Une petite société, ed. Rivages, 22 euros, 408 pages.

Arrêtez-moi là ! / Iain Levison

Un chauffeur de taxi se retrouve dans une vraie galère avec pour toile de fond la prison.

Jeff Sutton est chauffeur de taxi et se retrouve un beau jour à ouvrir la porte de chez lui à des policiers qui lui font vite comprendre qu’ils souhaitent l’embarquer. Pour quelles raisons ? Il est le premier à être pris de court et à ne rien comprendre. Il est ensuite emmené au poste et son calvaire ne fait que commencer.

Avec « Arrêtez-moi là ! », Iain Levison déroule un récit à rebondissements d’une main de maître. Il s’en prend cette fois-ci à la condition carcérale et à une justice qui marche parfois sur la tête. La vie du personnage de ce roman noir et cynique en est l’illustration et les conséquences sont désastreuses. Il est pris dans un tumulte qui le dépasse. Cela offre au lecteur plusieurs niveaux de lecture au-delà de l’histoire de ce chauffeur. Le tout est complété par un humour noir bien sombre qui est souvent bien amené chez Iain Levison. Du tout bon.

Arrêtez-moi là !, Ed. Liana Levi, 18 euros, 256 pages.

Le Démon de la Colline aux Loups / Dimitri Rouchou-Borie

Le témoignage depuis sa cellule, d’un personnage de fiction qui a vécu l’enfer.

« On apprend que la douleur est une sensation et elle est à la fois obsédante et extérieure parfois on est tellement pris par la souffrance qu’on ne la ressent plus. »

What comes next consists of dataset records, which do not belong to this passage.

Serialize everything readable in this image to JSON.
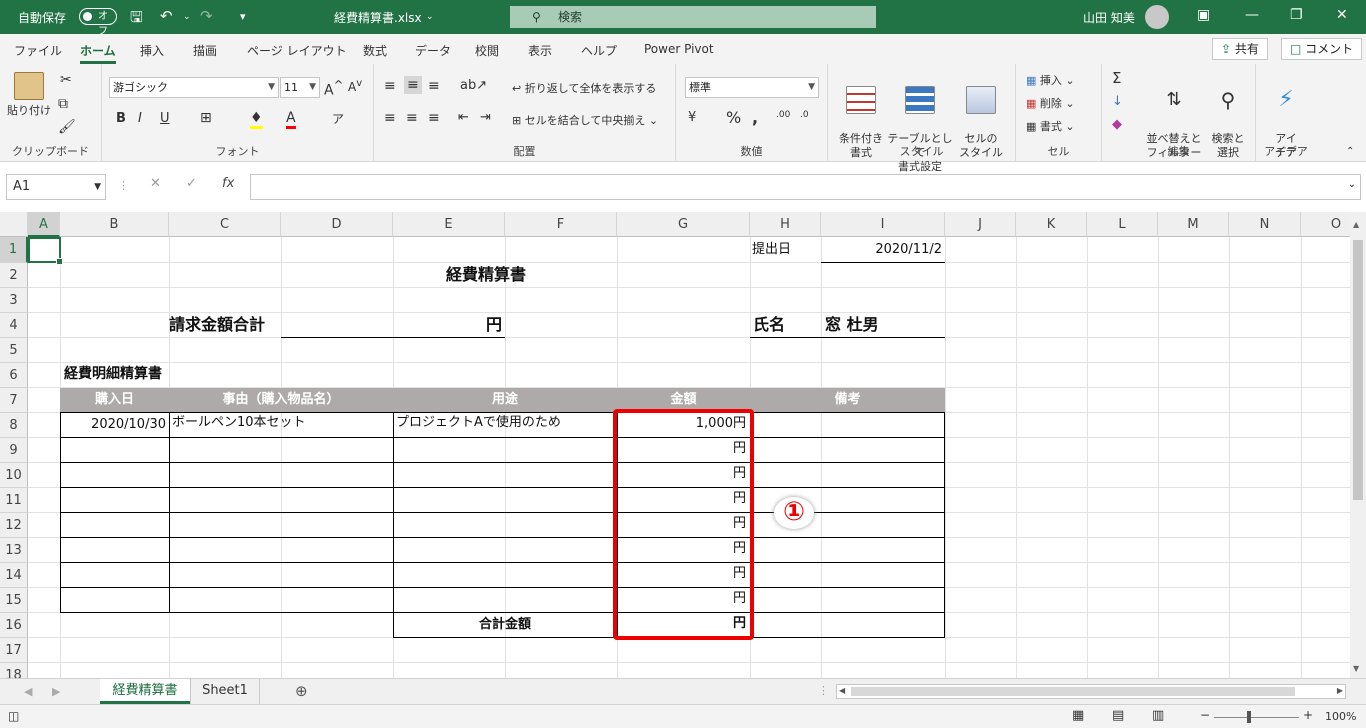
{
  "titlebar": {
    "autosave_label": "自動保存",
    "autosave_state": "オフ",
    "filename": "経費精算書.xlsx",
    "search_placeholder": "検索",
    "user_name": "山田 知美"
  },
  "tabs": [
    "ファイル",
    "ホーム",
    "挿入",
    "描画",
    "ページ レイアウト",
    "数式",
    "データ",
    "校閲",
    "表示",
    "ヘルプ",
    "Power Pivot"
  ],
  "share_label": "共有",
  "comment_label": "コメント",
  "ribbon": {
    "clipboard": {
      "paste_label": "貼り付け",
      "group_label": "クリップボード"
    },
    "font": {
      "font_name": "游ゴシック",
      "font_size": "11",
      "group_label": "フォント"
    },
    "alignment": {
      "wrap_label": "折り返して全体を表示する",
      "merge_label": "セルを結合して中央揃え",
      "group_label": "配置"
    },
    "number": {
      "format": "標準",
      "group_label": "数値"
    },
    "styles": {
      "cond_label": "条件付き\n書式",
      "table_label": "テーブルとして\n書式設定",
      "cell_label": "セルの\nスタイル",
      "group_label": "スタイル"
    },
    "cells": {
      "insert_label": "挿入",
      "delete_label": "削除",
      "format_label": "書式",
      "group_label": "セル"
    },
    "editing": {
      "sort_label": "並べ替えと\nフィルター",
      "find_label": "検索と\n選択",
      "group_label": "編集"
    },
    "ideas": {
      "ideas_label": "アイ\nデア",
      "group_label": "アイデア"
    }
  },
  "formula_bar": {
    "name_box": "A1",
    "fx_label": "fx",
    "formula": ""
  },
  "columns": [
    "A",
    "B",
    "C",
    "D",
    "E",
    "F",
    "G",
    "H",
    "I",
    "J",
    "K",
    "L",
    "M",
    "N",
    "O"
  ],
  "rows": [
    "1",
    "2",
    "3",
    "4",
    "5",
    "6",
    "7",
    "8",
    "9",
    "10",
    "11",
    "12",
    "13",
    "14",
    "15",
    "16",
    "17",
    "18"
  ],
  "sheet": {
    "submit_label": "提出日",
    "submit_date": "2020/11/2",
    "title": "経費精算書",
    "total_label": "請求金額合計",
    "yen": "円",
    "name_label": "氏名",
    "name_value": "窓 杜男",
    "detail_title": "経費明細精算書",
    "headers": [
      "購入日",
      "事由（購入物品名）",
      "用途",
      "金額",
      "備考"
    ],
    "row8": {
      "date": "2020/10/30",
      "item": "ボールペン10本セット",
      "purpose": "プロジェクトAで使用のため",
      "amount": "1,000円"
    },
    "yen_rows": [
      "円",
      "円",
      "円",
      "円",
      "円",
      "円",
      "円"
    ],
    "sum_label": "合計金額",
    "sum_value": "円"
  },
  "callout": "①",
  "sheet_tabs": [
    "経費精算書",
    "Sheet1"
  ],
  "status": {
    "zoom": "100%"
  },
  "colors": {
    "excel_green": "#217346",
    "header_fill": "#AEAAAA",
    "highlight": "#EE0000"
  }
}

Comme prévu ce livre est une claque, que ce soit dans la forme ou sur le fond. Le récit est écrit à la première personne par un personnage sans filtre qui tente de manier les mots tant bien que mal. C’est difficile pour lui de se faire comprendre et en même temps il a une façon bien a lui d’aller droit au but dans son propos pour raconter son histoire depuis sa cellule. Sur le fond, les thématiques abordées sont âpres et c’est une lecture qui sonne. La vie du personnage est d’une rudesse sans nom.

N’hésitez pas à découvrir Le Démon de la Colline aux Loups, un sacré premier roman édité par Le Tripode.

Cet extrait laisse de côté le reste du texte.